Stephen Harper a demandé au chef du Bloc québécois, Gilles Duceppe, de retirer sa déclaration selon laquelle le plan des conservateurs d'imposer des peines de prison plus sévères aux adolescents les exposerait à des prédateurs sexuels.

«C'est de la jeune chair, on ne se contera pas d'histoire», a affirmé le chef bloquiste à Montréal hier matin. Des journalistes lui demandaient de réagir aux mesures de loi et d'ordre annoncées plus tôt cette semaine par les conservateurs.

 

«On le sait qu'il y a des problèmes en prison de ce genre, et y envoyer des jeunes, c'est terrible», a ajouté M. Duceppe, qui a pris soin de préciser qu'il n'accusait pas le premier ministre d'être lui-même un pédophile.
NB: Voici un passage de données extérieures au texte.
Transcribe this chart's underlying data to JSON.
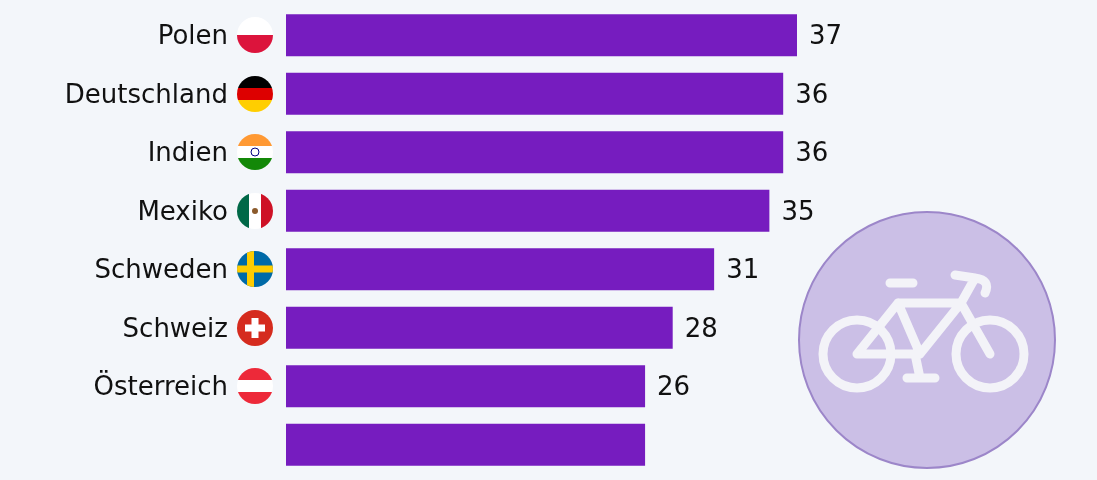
{
  "chart_data": {
    "type": "bar",
    "orientation": "horizontal",
    "tick_labels": "y",
    "categories": [
      "Polen",
      "Deutschland",
      "Indien",
      "Mexiko",
      "Schweden",
      "Schweiz",
      "Österreich",
      null
    ],
    "values": [
      37,
      36,
      36,
      35,
      31,
      28,
      26,
      26
    ],
    "value_labels": [
      "37",
      "36",
      "36",
      "35",
      "31",
      "28",
      "26",
      null
    ],
    "color": "#761cbf"
  }
}
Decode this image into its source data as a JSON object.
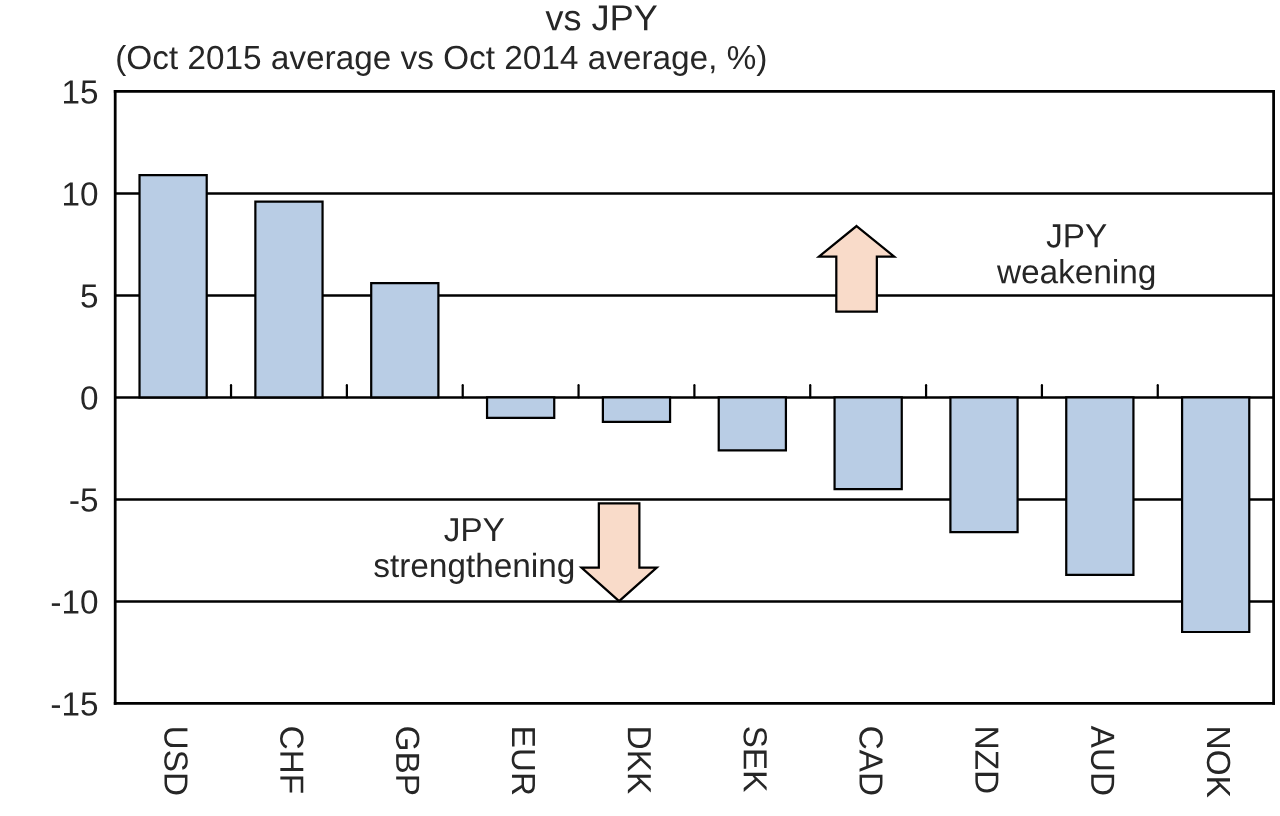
{
  "chart_data": {
    "type": "bar",
    "title": "vs JPY",
    "subtitle": "(Oct 2015 average vs Oct 2014 average, %)",
    "categories": [
      "USD",
      "CHF",
      "GBP",
      "EUR",
      "DKK",
      "SEK",
      "CAD",
      "NZD",
      "AUD",
      "NOK"
    ],
    "values": [
      10.9,
      9.6,
      5.6,
      -1.0,
      -1.2,
      -2.6,
      -4.5,
      -6.6,
      -8.7,
      -11.5
    ],
    "color": "#b9cde5",
    "ylim": [
      -15,
      15
    ],
    "yticks": [
      -15,
      -10,
      -5,
      0,
      5,
      10,
      15
    ],
    "grid": "y",
    "legend": false,
    "annotations": [
      "JPY\nweakening",
      "JPY\nstrengthening"
    ]
  }
}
Mais dans un discours prononcé en fin de journée, Stephen Harper s'est dit outré par les paroles de son adversaire. Selon lui, M. Duceppe est allé beaucoup trop loin. «M. Duceppe me prête des intentions, a-t-il lancé d'entrée de jeu. Il dépasse les limites.»

Il a qualifié ses déclarations d'«extrêmes, irresponsables et inacceptables». «En tant que politicien expérimenté, M. Duceppe devrait faire la bonne chose et retirer ses propos», a conclu M. Harper.

Dans la foulée de ces incidents, les conservateurs ont souligné que les changements qu'ils proposent au système pénal sur les jeunes contrevenants ne parlaient pas de détention d'adolescents dans des prisons pour adultes.

Ce plan, qui vise à remplacer la loi sur le système de justice pénale pour les adolescents par une loi plus sévère, vise notamment à permettre aux juges d'emprisonner à vie des jeunes contrevenants coupables de meurtres prémédités ou non prémédités. À l'heure actuelle, la peine maximale est de 10 ans.

Les conservateurs veulent aussi imposer des peines plus sévères pour les jeunes reconnus coupables d'infractions violentes, comme des agressions sexuelles. Par ailleurs, il est à noter qu'au Québec, les adolescents de 16 ans et plus seraient visés par ces changements, contrairement à l'ensemble du Canada, où le seuil est de 14 ans.

L'université du crime

Or, Gilles Duceppe s'est dit en désaccord avec l'esprit des changements proposés par les conservateurs. Selon lui, condamner des enfants de 14 ans à des peines de prison à vie est le meilleur moyen d'en faire des criminels endurcis. «La prison, c'est l'université du crime», a-t-il martelé.

Encouragé par les critiques des avocats, des juges, des policiers et des partis politiques à Québec, qui ont tous dénoncé les mesures proposées par les conservateurs, le chef du Bloc a indiqué qu'il fallait davantage privilégier les centres jeunesse et les soins psychiatriques pour les jeunes contrevenants qui commettent des crimes très graves.

Dans une allocution devant la chambre de commerce de Montréal, hier midi, le chef du Bloc en a rajouté, disant que les troupes de Stephen Harper suivaient un modèle idéologique. «L'université du crime, ça coûte plus cher que l'université du savoir. Ça ne rapporte rien d'autre que des ennuis, de la violence, des crimes supplémentaires, a-t-il dit. Tous les gens sérieux donnent tort au chef conservateur. C'est une folie, une folie réformiste.»

Pour accentuer la lutte contre les gangs de rue, le Bloc propose de rendre illégal le port de symboles, de signes ou de représentations identifiant des membres d'une organisation criminelle reconnue. «Stephen Harper nous dit qu'il va mettre les jeunes délinquants en prison APRÈS qu'ils ont commis un crime violent. Est-ce que quelqu'un peut lui expliquer que ce que nous voulons, c'est d'intervenir AVANT que la violence n'éclate?»

M. Harper a répondu qu'il est «évident que la population du Canada et même du Québec pense que la vraie sentence pour un tel crime n'est pas la garde d'enfants. C'est évidemment nécessaire, même pour de jeunes contrevenants, d'avoir des sentences qui sont appropriées pour les crimes commis.»